The winch has the advantage that it can move to any area from where paraglider pilots can fly long cross-country flights along the prevailing wind, thermal conditions of the flight region and restricted airspaces. We usually have very good flying conditions after a cold front coming from the West or in the cold and dry air moving in from the East or North-East.

Flying along the Danube

The easiest flying route in the Romanian flats is located in the West to East direction along the Danube. We usually take off near the towns Caracal or Alexandria and fly towards Calarasi. The only challenge here is a rather narrow section bordered by the Bucharest TMA and the Danube (14km at its narrowest) especially in case of strong wind. The longest theoretical cross-country distance possible here is 265km. Flights of up to 200km are pretty realistic if the conditions are right.

Flying East to West on this route (i.e. backwards) is also possible from a takeoff near Calarasi (have not tried it yet as of writing this article in July, 2018).

Flying along the Sub-Carpathian Hills

The Bucharest TMA stretches well into the Carpathians in the North. The TMA starts at 4500Ft AGL (up to FL175) in this area. Cross-country flights are possible by not going over a maximum altitude of 4500ft/1350m AGL, but they are still pretty difficult. We therefore leave the TMA to the West towards Pitesti and take off right at the border of the TMA and fly to the West or South-West. Possible cross-country distance is 200km to the West or 130 km to the South-West.

Flying East to West along the Sub-Carpathian Hills

Flying to the West (above) and to the South-West (below).
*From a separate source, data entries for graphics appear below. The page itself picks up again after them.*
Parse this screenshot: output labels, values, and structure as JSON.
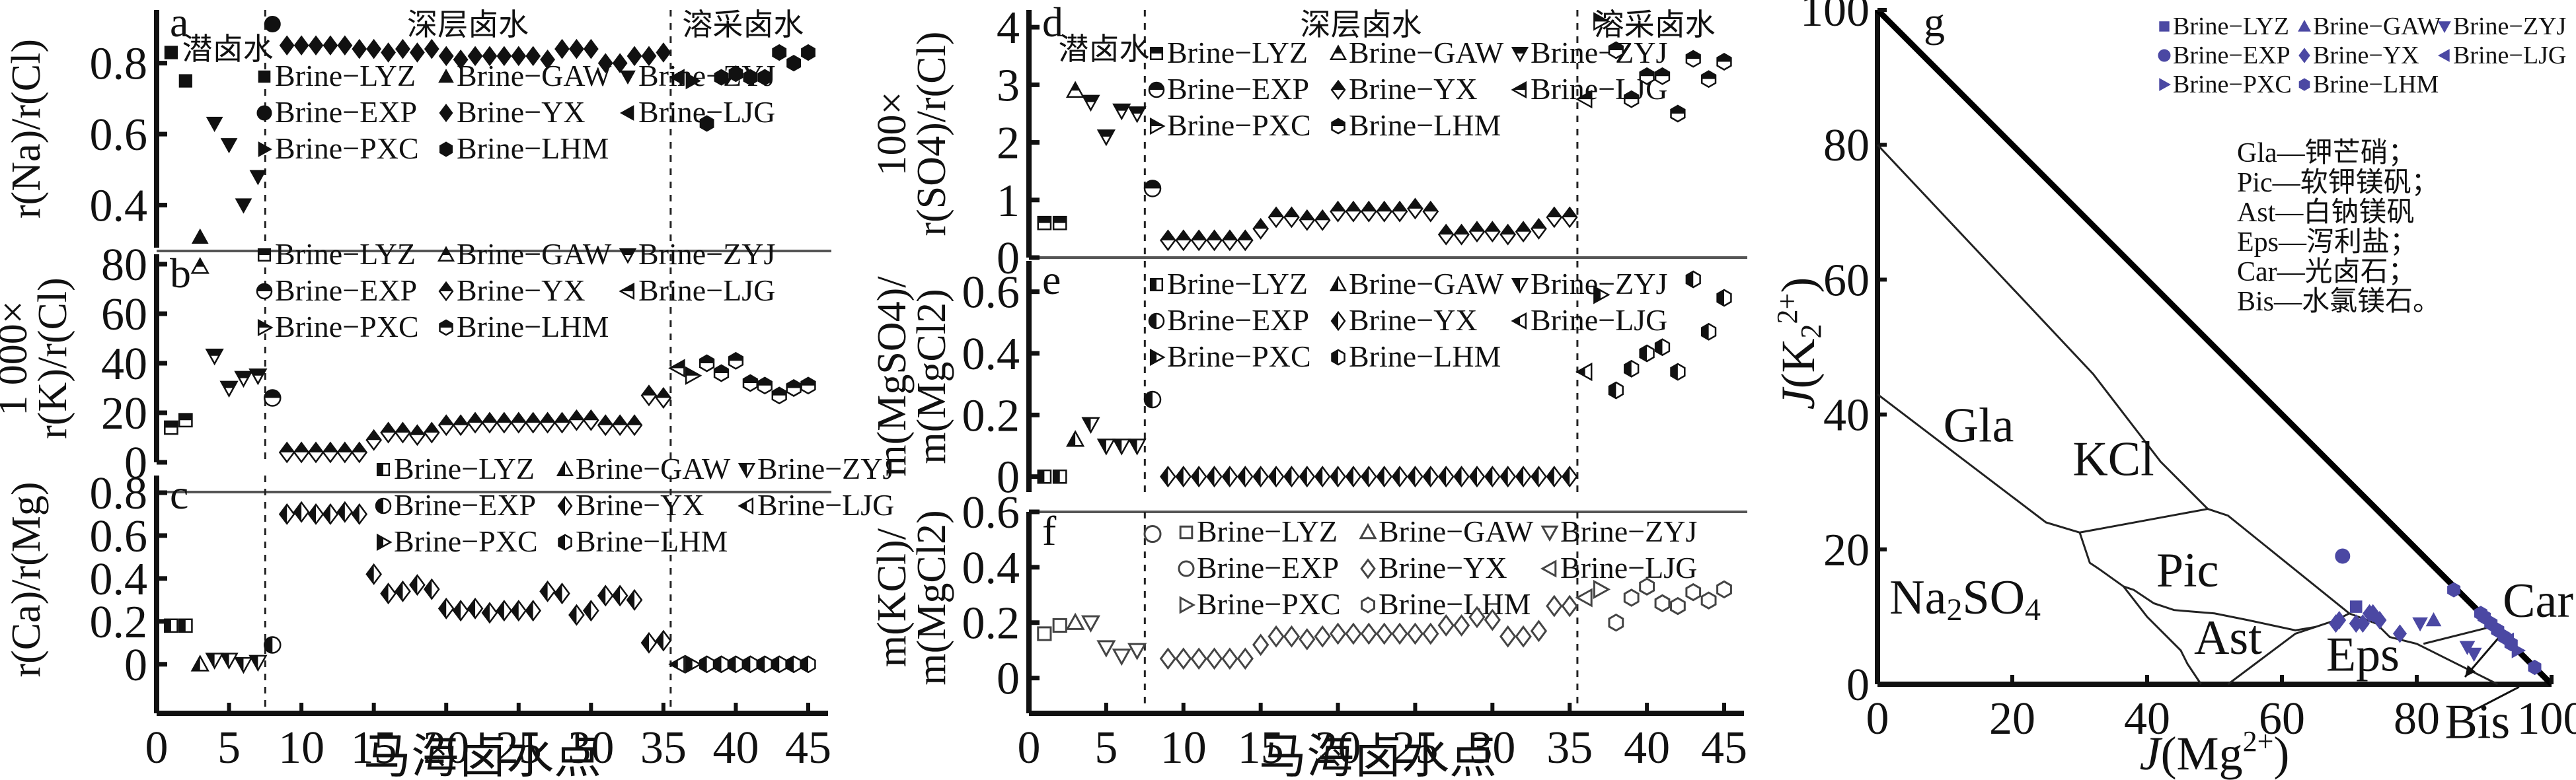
{
  "figure": {
    "x_axis_label": "马海卤水点",
    "x_ticks": [
      "0",
      "5",
      "10",
      "15",
      "20",
      "25",
      "30",
      "35",
      "40",
      "45"
    ],
    "x_range": [
      0,
      45.5
    ],
    "zone_breaks": [
      7.5,
      35.5
    ],
    "zones": [
      "潜卤水",
      "深层卤水",
      "溶采卤水"
    ],
    "legend": [
      "Brine−LYZ",
      "Brine−GAW",
      "Brine−ZYJ",
      "Brine−EXP",
      "Brine−YX",
      "Brine−LJG",
      "Brine−PXC",
      "Brine−LHM"
    ],
    "series_ranges": {
      "Brine-LYZ": [
        1,
        2
      ],
      "Brine-GAW": [
        3,
        3
      ],
      "Brine-ZYJ": [
        4,
        7
      ],
      "Brine-EXP": [
        8,
        8
      ],
      "Brine-YX": [
        9,
        35
      ],
      "Brine-LJG": [
        36,
        36
      ],
      "Brine-PXC": [
        37,
        37
      ],
      "Brine-LHM": [
        38,
        45
      ]
    }
  },
  "chart_data": [
    {
      "id": "a",
      "type": "scatter",
      "panel_label": "a",
      "ylabel": "r(Na)/r(Cl)",
      "ylim": [
        0.28,
        0.95
      ],
      "y_ticks": [
        "0.4",
        "0.6",
        "0.8"
      ],
      "y_tick_values": [
        0.4,
        0.6,
        0.8
      ],
      "x": [
        1,
        2,
        3,
        4,
        5,
        6,
        7,
        8,
        9,
        10,
        11,
        12,
        13,
        14,
        15,
        16,
        17,
        18,
        19,
        20,
        21,
        22,
        23,
        24,
        25,
        26,
        27,
        28,
        29,
        30,
        31,
        32,
        33,
        34,
        35,
        36,
        37,
        38,
        39,
        40,
        41,
        42,
        43,
        44,
        45
      ],
      "values": [
        0.83,
        0.75,
        0.31,
        0.63,
        0.57,
        0.4,
        0.48,
        0.91,
        0.85,
        0.85,
        0.85,
        0.85,
        0.85,
        0.84,
        0.84,
        0.83,
        0.84,
        0.83,
        0.84,
        0.82,
        0.81,
        0.82,
        0.82,
        0.82,
        0.82,
        0.82,
        0.81,
        0.84,
        0.84,
        0.84,
        0.8,
        0.8,
        0.82,
        0.82,
        0.83,
        0.76,
        0.75,
        0.63,
        0.76,
        0.77,
        0.76,
        0.76,
        0.83,
        0.8,
        0.83
      ]
    },
    {
      "id": "b",
      "type": "scatter",
      "panel_label": "b",
      "ylabel_lines": [
        "1 000×",
        "r(K)/r(Cl)"
      ],
      "ylim": [
        0,
        84
      ],
      "y_ticks": [
        "0",
        "20",
        "40",
        "60",
        "80"
      ],
      "y_tick_values": [
        0,
        20,
        40,
        60,
        80
      ],
      "values": [
        14,
        17,
        79,
        43,
        30,
        34,
        35,
        26,
        4,
        4,
        4,
        4,
        4,
        4,
        9,
        12,
        12,
        11,
        12,
        15,
        15,
        16,
        16,
        16,
        16,
        16,
        16,
        16,
        17,
        17,
        15,
        15,
        15,
        27,
        26,
        38,
        35,
        40,
        36,
        41,
        32,
        31,
        27,
        30,
        31
      ]
    },
    {
      "id": "c",
      "type": "scatter",
      "panel_label": "c",
      "ylabel": "r(Ca)/r(Mg)",
      "ylim": [
        -0.09,
        0.88
      ],
      "y_ticks": [
        "0",
        "0.2",
        "0.4",
        "0.6",
        "0.8"
      ],
      "y_tick_values": [
        0,
        0.2,
        0.4,
        0.6,
        0.8
      ],
      "values": [
        0.18,
        0.18,
        0.0,
        0.02,
        0.02,
        0.0,
        0.01,
        0.09,
        0.7,
        0.71,
        0.7,
        0.7,
        0.71,
        0.7,
        0.42,
        0.33,
        0.34,
        0.37,
        0.35,
        0.26,
        0.25,
        0.26,
        0.24,
        0.25,
        0.25,
        0.25,
        0.34,
        0.33,
        0.23,
        0.25,
        0.32,
        0.32,
        0.3,
        0.1,
        0.11,
        0.0,
        0.0,
        0.0,
        0.0,
        0.0,
        0.0,
        0.0,
        0.0,
        0.0,
        0.0
      ]
    },
    {
      "id": "d",
      "type": "scatter",
      "panel_label": "d",
      "ylabel_lines": [
        "100×",
        "r(SO4)/r(Cl)"
      ],
      "ylim": [
        0,
        4.3
      ],
      "y_ticks": [
        "0",
        "1",
        "2",
        "3",
        "4"
      ],
      "y_tick_values": [
        0,
        1,
        2,
        3,
        4
      ],
      "values": [
        0.6,
        0.6,
        2.9,
        2.7,
        2.1,
        2.55,
        2.5,
        1.2,
        0.3,
        0.3,
        0.3,
        0.3,
        0.3,
        0.3,
        0.5,
        0.7,
        0.7,
        0.65,
        0.65,
        0.8,
        0.8,
        0.8,
        0.8,
        0.8,
        0.85,
        0.8,
        0.4,
        0.4,
        0.45,
        0.45,
        0.4,
        0.45,
        0.5,
        0.7,
        0.7,
        2.75,
        4.1,
        3.6,
        2.75,
        3.15,
        3.15,
        2.5,
        3.45,
        3.1,
        3.4
      ]
    },
    {
      "id": "e",
      "type": "scatter",
      "panel_label": "e",
      "ylabel_lines": [
        "m(MgSO4)/",
        "m(MgCl2)"
      ],
      "ylim": [
        -0.05,
        0.7
      ],
      "y_ticks": [
        "0",
        "0.2",
        "0.4",
        "0.6"
      ],
      "y_tick_values": [
        0,
        0.2,
        0.4,
        0.6
      ],
      "values": [
        0,
        0,
        0.12,
        0.17,
        0.1,
        0.1,
        0.1,
        0.25,
        0,
        0,
        0,
        0,
        0,
        0,
        0,
        0,
        0,
        0,
        0,
        0,
        0,
        0,
        0,
        0,
        0,
        0,
        0,
        0,
        0,
        0,
        0,
        0,
        0,
        0,
        0,
        0.34,
        0.59,
        0.28,
        0.35,
        0.4,
        0.42,
        0.34,
        0.64,
        0.47,
        0.58
      ]
    },
    {
      "id": "f",
      "type": "scatter",
      "panel_label": "f",
      "ylabel_lines": [
        "m(KCl)/",
        "m(MgCl2)"
      ],
      "ylim": [
        -0.02,
        0.6
      ],
      "y_ticks": [
        "0",
        "0.2",
        "0.4",
        "0.6"
      ],
      "y_tick_values": [
        0,
        0.2,
        0.4,
        0.6
      ],
      "values": [
        0.16,
        0.19,
        0.2,
        0.2,
        0.11,
        0.08,
        0.1,
        0.52,
        0.07,
        0.07,
        0.07,
        0.07,
        0.07,
        0.07,
        0.12,
        0.15,
        0.15,
        0.14,
        0.15,
        0.16,
        0.16,
        0.16,
        0.16,
        0.16,
        0.16,
        0.16,
        0.19,
        0.19,
        0.22,
        0.21,
        0.15,
        0.15,
        0.17,
        0.26,
        0.26,
        0.29,
        0.32,
        0.2,
        0.29,
        0.33,
        0.27,
        0.26,
        0.31,
        0.28,
        0.32
      ]
    },
    {
      "id": "g",
      "type": "scatter",
      "panel_label": "g",
      "subtype": "ternary-phase-diagram",
      "xlabel": "J(Mg2+)",
      "ylabel": "J(K2 2+)",
      "xlim": [
        0,
        100
      ],
      "ylim": [
        0,
        100
      ],
      "x_ticks": [
        "0",
        "20",
        "40",
        "60",
        "80",
        "100"
      ],
      "y_ticks": [
        "0",
        "20",
        "40",
        "60",
        "80",
        "100"
      ],
      "marker_color": "#4b48a3",
      "phase_fields": [
        "Gla",
        "KCl",
        "Pic",
        "Na2SO4",
        "Ast",
        "Eps",
        "Car",
        "Bis"
      ],
      "phase_abbreviations": [
        "Gla—钾芒硝；",
        "Pic—软钾镁矾；",
        "Ast—白钠镁矾",
        "Eps—泻利盐；",
        "Car—光卤石；",
        "Bis—水氯镁石。"
      ],
      "points": [
        {
          "series": "Brine-EXP",
          "x": 69,
          "y": 19
        },
        {
          "series": "Brine-YX",
          "x": 68,
          "y": 9
        },
        {
          "series": "Brine-YX",
          "x": 68.5,
          "y": 9.5
        },
        {
          "series": "Brine-YX",
          "x": 71,
          "y": 9
        },
        {
          "series": "Brine-YX",
          "x": 72,
          "y": 9
        },
        {
          "series": "Brine-YX",
          "x": 73,
          "y": 10.5
        },
        {
          "series": "Brine-YX",
          "x": 73.5,
          "y": 10.5
        },
        {
          "series": "Brine-LYZ",
          "x": 71,
          "y": 11.5
        },
        {
          "series": "Brine-YX",
          "x": 74.5,
          "y": 9.5
        },
        {
          "series": "Brine-YX",
          "x": 77.5,
          "y": 7.5
        },
        {
          "series": "Brine-ZYJ",
          "x": 80.5,
          "y": 9
        },
        {
          "series": "Brine-GAW",
          "x": 82.5,
          "y": 9.5
        },
        {
          "series": "Brine-ZYJ",
          "x": 87.5,
          "y": 5.5
        },
        {
          "series": "Brine-ZYJ",
          "x": 88.5,
          "y": 4.5
        },
        {
          "series": "Brine-LHM",
          "x": 85.5,
          "y": 14
        },
        {
          "series": "Brine-LHM",
          "x": 89.5,
          "y": 10.5
        },
        {
          "series": "Brine-LHM",
          "x": 90,
          "y": 10
        },
        {
          "series": "Brine-LHM",
          "x": 91,
          "y": 9
        },
        {
          "series": "Brine-LHM",
          "x": 92,
          "y": 8
        },
        {
          "series": "Brine-LHM",
          "x": 93,
          "y": 7
        },
        {
          "series": "Brine-LHM",
          "x": 94,
          "y": 6
        },
        {
          "series": "Brine-LJG",
          "x": 93.5,
          "y": 6.5
        },
        {
          "series": "Brine-PXC",
          "x": 95,
          "y": 5
        },
        {
          "series": "Brine-LHM",
          "x": 97.5,
          "y": 2.5
        }
      ]
    }
  ],
  "panel_g_text": {
    "phases": {
      "Gla": "Gla",
      "KCl": "KCl",
      "Pic": "Pic",
      "Na2SO4": "Na",
      "Ast": "Ast",
      "Eps": "Eps",
      "Car": "Car",
      "Bis": "Bis"
    },
    "xlabel_main": "J(Mg",
    "ylabel_main": "J(K"
  }
}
Flying Triangles in the Flatland

Flying triangles in the flats is rather difficult. In the flats there are no mountain ridges to organize thermal activity. If there is no wind to organize them in rows of lift and sink, pilots may need to fly in a zig-zag pattern to connect thermal sources/triggers or cumulus clouds which makes cross-country flying very inefficient. With that said, flying triangles in the flats is still possible and much fun. In the Romanian flats, we have a big area bordered by the Buchatest TMA (in the East), Craiova TMA (in the West), the Danube (in the South) and the Sub-Carpathians (in the North). 300km long triangles are theoretically possible here, but pilots can reasonably expect to fly 100 to 150km triangles.

A reasonable route (already flown in 2017) starts at Alexandria, continues to Rosiorii de Vede/Dobrotesti, then to Turnu Magurele and back to Alexandria.

Flying in the East

We have not explored flying in the Eastern part of the flats, but it is also possible, from Galati to the South/SSW. This area is delimited by the Danune (flowing from the South to the North) and the Buzau/Bobocu NOTAMS and the Buchatest TMA.

Flying in the flats is not less technical or easier to do than in the mountains, but it is probably safer. There are lots of unexplored opportunities in the Romanian flatlands, so make friends with pilots and groups operating winches and fly.